Delegieren gehört zu den Kernaufgaben einer Führungskraft, und dennoch tun sich viele schwer damit. In meinen Führungskräftecoachings ist das eins der Standardthemen, und zwar ganz egal, ob jemand „Führungs-Frischling“ ist oder schon zu den alten Hasen gehört. Im Grunde tauchen immer wieder dieselben drei Motive auf, wenn es um Probleme mit dem Delegieren geht:

  • Die Führungskraft möchte beste Qualität abliefern. Sie traut ihren Mitarbeitern nicht zu, die Aufgabe pünktlich und erfolgreich zu lösen. Aus Angst, es könnte schiefgehen, übernimmt sie den Job dann lieber selbst. Hinter dieser Haltung steht die Überzeugung „Ich kann es ja doch am besten!“ – jedenfalls gerade jetzt, wo es drauf ankommt.
  • Die Führungskraft möchte ihre Alleinstellung verteidigen – nach dem Motto „Wenn ich der Beste bleiben will, muss ich eben auch alles alleine machen.“ Wer so denkt, befürchtet insgeheim, dass seine Mitarbeiter an ihren Aufgaben so weit wachsen könnten und sich so viel Know-how aneignen, dass sie am Ende womöglich die Führungskraft überrunden.

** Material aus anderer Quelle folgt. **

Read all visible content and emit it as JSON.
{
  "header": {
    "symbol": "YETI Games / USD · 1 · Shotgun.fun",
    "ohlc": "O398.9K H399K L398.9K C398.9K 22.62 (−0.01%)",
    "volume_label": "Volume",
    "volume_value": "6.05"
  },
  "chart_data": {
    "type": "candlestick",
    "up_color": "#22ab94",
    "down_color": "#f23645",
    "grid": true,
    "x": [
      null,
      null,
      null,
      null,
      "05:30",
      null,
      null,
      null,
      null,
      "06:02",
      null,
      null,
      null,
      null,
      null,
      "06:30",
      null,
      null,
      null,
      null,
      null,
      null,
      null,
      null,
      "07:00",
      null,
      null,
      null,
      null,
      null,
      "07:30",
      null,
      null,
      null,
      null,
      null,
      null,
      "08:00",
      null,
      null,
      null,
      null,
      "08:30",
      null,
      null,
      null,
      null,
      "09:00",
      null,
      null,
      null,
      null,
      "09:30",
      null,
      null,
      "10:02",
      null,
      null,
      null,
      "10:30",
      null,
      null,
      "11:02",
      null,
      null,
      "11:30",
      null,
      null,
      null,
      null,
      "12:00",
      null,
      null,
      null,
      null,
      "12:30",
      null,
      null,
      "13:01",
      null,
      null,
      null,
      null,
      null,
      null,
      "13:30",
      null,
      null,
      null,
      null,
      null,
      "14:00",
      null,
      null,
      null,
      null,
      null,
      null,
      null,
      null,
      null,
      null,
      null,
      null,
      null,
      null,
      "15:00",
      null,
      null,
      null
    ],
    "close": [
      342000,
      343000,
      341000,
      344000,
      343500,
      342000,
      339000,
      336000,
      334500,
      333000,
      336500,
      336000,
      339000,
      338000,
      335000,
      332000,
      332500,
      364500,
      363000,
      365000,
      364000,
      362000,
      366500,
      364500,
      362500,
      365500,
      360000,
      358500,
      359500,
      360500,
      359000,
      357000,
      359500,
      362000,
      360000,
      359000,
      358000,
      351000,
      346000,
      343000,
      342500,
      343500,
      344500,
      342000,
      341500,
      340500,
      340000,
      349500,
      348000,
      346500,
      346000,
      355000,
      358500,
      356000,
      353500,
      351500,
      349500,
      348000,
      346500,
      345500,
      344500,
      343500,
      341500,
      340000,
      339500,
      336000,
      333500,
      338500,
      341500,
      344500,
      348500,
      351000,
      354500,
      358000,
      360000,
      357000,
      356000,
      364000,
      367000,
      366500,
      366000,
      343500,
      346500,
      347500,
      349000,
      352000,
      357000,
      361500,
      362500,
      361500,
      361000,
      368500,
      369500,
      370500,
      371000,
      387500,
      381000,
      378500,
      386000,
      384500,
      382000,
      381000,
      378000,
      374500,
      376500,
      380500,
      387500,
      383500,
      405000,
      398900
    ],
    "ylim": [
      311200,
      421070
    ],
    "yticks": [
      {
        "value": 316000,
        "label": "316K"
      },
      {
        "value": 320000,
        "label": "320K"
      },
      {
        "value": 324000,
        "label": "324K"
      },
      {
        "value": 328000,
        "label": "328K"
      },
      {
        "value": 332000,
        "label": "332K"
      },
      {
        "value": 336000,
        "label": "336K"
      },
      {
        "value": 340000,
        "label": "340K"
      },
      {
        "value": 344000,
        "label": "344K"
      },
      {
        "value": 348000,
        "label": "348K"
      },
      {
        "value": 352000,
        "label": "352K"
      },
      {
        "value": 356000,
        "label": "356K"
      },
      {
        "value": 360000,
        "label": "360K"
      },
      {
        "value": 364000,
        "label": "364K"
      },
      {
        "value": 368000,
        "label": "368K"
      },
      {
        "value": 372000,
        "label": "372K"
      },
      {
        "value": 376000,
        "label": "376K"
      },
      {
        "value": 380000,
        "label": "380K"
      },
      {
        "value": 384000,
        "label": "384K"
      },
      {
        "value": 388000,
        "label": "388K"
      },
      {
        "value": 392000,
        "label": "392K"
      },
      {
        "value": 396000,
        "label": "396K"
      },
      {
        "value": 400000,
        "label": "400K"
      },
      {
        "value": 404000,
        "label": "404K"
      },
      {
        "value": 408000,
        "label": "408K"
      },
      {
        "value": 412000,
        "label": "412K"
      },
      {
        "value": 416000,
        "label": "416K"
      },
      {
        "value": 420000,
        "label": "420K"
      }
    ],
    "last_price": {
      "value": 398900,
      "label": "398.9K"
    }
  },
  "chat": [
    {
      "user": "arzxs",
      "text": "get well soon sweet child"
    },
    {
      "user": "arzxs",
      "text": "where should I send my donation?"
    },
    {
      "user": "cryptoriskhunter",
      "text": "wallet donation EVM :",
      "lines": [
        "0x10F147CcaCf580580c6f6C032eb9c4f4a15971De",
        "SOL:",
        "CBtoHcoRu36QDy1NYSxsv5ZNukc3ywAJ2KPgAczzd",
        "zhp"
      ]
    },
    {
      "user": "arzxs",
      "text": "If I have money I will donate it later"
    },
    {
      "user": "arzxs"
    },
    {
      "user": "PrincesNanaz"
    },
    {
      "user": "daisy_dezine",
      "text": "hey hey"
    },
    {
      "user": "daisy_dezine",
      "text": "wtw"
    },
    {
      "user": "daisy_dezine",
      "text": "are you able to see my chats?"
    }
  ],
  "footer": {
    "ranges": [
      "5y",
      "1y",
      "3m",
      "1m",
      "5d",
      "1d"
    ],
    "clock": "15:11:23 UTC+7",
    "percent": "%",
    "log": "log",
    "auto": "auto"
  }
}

    Das ist übrigens eine Angst, die viele Führungskräfte teilen, auch wenn sie normalerweise mit niemandem darüber reden. Wenn ich aber im Coaching formuliere, dass viele so denken, reagieren meine Klienten erleichtert, weil sie erkennen, dass sie mit so „uncoolen“ Gedanken nicht allein sind. Dabei finde ich diese Angst völlig nachvollziehbar. Man muss nur schauen, dass man dafür den richtigen Umgang findet.

  • Mancher Leistungsträger, der in eine Führungsposition aufsteigt, hat sich bisher über seine fachlichen Leistungen definiert. Nun beschleicht ihn mit einem Mal das Gefühl, dass er „nur noch“ organisiert. Und er hat dann das Gefühl, dass seine Leistung im Grunde nichts mehr wert ist. Bislang war es eben die fachliche Kompetenz, seine Funktion als Experte, die zählte. Jetzt fällt es ihm schwer zu begreifen, dass sein Job nun tatsächlich im Management besteht. Er denkt noch immer, dass die fachliche Arbeit den wirklichen Wert ausmacht, und deshalb hält er an ihr fest.

Erkennen Sie sich darin wieder? Und welche Lösungen haben Sie dafür gefunden?